The resulting binary tree is shown in the diagram.
Constraints
- `1 <= descriptions.length <= 10^4`
- `descriptions[i].length == 3`
- `1 <= parenti, childi <= 10^5`
- ` 0 <= isLefti <= 1`
- The binary tree described by `descriptions` is valid.
Solution
/**
* Definition for a binary tree node.
* struct TreeNode {
* int val;
* TreeNode *left;
* TreeNode *right;
* TreeNode() : val(0), left(nullptr), right(nullptr) {}
* TreeNode(int x) : val(x), left(nullptr), right(nullptr) {}
* TreeNode(int x, TreeNode *left, TreeNode *right) : val(x), left(left), right(right) {}
* };
*/
class Solution {
public:
TreeNode* createBinaryTree(vector<vector<int>>& descriptions) {
std::ios::sync_with_stdio(false);
cin.tie(nullptr);
cout.tie(nullptr);
unordered_map<int,TreeNode*> mp;
unordered_set<int>isChild;
for(auto &it:descriptions){
if(mp.find(it[0]) == mp.end()){
mp[it[0]] = new TreeNode(it[0]);
}
if(mp.find(it[1])==mp.end()){
mp[it[1]] = new TreeNode(it[1]);
}
if(it[2]){
mp[it[0]]->left = mp[it[1]];
}
else{
mp[it[0]]->right = mp[it[1]];
}
isChild.insert(it[1]);
}
TreeNode* root = nullptr;
for(auto &it : descriptions){
if(isChild.find(it[0]) == isChild.end()){
root = mp[it[0]];
return root;
}
}
return root;
}
};
Complexity Analysis
Time Complexity: O(N)Space Complexity: O(N)
Explanation
1. Intuition
- Root node will be the node which has no parent.

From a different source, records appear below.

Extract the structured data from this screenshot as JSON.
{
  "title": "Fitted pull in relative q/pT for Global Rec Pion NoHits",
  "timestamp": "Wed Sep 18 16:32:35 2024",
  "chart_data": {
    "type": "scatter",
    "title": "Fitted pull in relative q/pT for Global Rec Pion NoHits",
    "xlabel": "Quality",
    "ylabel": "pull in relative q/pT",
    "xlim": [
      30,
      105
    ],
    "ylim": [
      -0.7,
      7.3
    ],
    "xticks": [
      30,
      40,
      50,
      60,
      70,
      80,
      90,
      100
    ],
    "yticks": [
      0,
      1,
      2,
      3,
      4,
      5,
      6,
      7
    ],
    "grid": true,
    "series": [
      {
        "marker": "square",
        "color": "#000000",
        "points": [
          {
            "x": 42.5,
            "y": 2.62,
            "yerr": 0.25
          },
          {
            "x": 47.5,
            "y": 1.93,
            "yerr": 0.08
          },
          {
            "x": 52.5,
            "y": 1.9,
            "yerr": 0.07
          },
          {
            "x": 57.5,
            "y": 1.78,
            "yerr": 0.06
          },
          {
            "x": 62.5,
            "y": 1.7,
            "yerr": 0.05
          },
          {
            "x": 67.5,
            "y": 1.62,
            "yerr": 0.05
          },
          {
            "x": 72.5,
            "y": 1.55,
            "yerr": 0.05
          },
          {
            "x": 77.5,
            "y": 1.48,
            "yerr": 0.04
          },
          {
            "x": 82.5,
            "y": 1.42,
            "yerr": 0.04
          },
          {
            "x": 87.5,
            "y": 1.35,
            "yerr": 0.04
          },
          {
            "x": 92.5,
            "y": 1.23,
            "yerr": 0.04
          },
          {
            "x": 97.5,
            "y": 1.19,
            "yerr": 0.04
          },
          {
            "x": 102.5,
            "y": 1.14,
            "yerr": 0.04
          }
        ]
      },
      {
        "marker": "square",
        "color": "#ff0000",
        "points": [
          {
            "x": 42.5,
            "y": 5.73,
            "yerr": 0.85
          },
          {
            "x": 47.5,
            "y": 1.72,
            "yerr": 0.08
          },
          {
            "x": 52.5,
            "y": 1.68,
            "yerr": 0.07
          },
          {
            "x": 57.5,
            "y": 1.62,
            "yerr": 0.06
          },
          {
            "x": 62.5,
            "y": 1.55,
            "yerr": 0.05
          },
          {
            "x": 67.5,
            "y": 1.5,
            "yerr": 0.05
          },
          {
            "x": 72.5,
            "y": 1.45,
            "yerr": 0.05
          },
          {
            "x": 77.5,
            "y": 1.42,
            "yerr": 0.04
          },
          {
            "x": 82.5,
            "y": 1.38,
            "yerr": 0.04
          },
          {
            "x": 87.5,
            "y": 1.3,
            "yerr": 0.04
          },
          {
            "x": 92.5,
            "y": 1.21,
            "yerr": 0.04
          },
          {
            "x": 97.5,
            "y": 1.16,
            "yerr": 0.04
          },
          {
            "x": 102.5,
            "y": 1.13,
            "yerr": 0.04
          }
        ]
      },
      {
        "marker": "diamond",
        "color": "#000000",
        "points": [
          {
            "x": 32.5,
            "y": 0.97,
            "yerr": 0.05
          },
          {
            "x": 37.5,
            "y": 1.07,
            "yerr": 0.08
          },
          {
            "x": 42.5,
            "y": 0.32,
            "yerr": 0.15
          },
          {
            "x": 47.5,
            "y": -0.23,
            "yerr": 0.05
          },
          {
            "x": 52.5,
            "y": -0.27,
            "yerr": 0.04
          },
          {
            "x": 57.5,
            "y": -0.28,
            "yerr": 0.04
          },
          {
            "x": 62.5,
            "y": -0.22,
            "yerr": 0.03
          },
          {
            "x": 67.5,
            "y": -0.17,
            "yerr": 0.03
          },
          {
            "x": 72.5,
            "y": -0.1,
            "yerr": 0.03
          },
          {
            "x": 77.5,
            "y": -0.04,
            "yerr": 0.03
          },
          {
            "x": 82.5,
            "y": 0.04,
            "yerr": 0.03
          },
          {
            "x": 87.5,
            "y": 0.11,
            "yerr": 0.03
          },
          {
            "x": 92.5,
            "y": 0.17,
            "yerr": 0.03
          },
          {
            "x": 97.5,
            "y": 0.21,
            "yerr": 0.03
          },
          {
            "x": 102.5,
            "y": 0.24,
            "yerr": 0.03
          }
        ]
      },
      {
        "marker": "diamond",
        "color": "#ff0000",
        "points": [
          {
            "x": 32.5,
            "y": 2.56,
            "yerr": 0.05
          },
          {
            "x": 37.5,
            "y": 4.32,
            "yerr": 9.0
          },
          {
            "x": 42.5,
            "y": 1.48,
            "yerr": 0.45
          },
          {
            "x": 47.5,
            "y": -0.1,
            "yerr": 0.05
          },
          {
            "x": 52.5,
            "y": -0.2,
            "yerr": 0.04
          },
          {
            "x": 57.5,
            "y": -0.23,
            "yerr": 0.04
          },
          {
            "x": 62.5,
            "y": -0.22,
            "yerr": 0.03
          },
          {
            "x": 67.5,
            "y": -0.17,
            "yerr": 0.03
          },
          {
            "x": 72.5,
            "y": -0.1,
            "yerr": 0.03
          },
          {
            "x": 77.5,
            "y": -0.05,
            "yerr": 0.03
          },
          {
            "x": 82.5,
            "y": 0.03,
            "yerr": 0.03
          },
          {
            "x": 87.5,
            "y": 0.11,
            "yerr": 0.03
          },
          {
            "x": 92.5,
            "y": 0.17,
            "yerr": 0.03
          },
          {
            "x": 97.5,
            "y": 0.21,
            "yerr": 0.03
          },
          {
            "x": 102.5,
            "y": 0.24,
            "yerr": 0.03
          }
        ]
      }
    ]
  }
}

- So we need to maintain a set of nodes which are child nodes.
- First create a map of all nodes and form the tree.
- To find the root node, iterate over the set of nodes and find the node which is not a child node.
2. Implementation
- Initialize a map `mp` to store the nodes.
- Initialize a set `isChild` to store the child nodes.

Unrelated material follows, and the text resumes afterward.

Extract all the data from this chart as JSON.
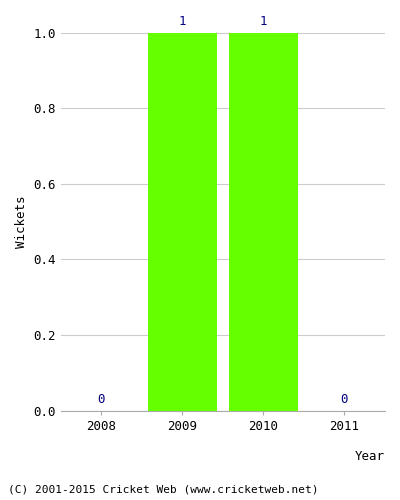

- Traverse the `descriptions` array.
- If the parent node is not present in the map, then create a new node and add it to the map.
- If the child node is not present in the map, then create a new node and add it to the map.
- If the child node is a left child, then add the child node to the left of the parent node.
- If the child node is a right child, then add the child node to the right of the parent node.
- Add the child node to the set of child nodes.
- Finally, iterate over the `descriptions` array.
- Find the node which is not a child node.
- Return the root node.
The key idea is to find the node which is not a child node and return it as the root node.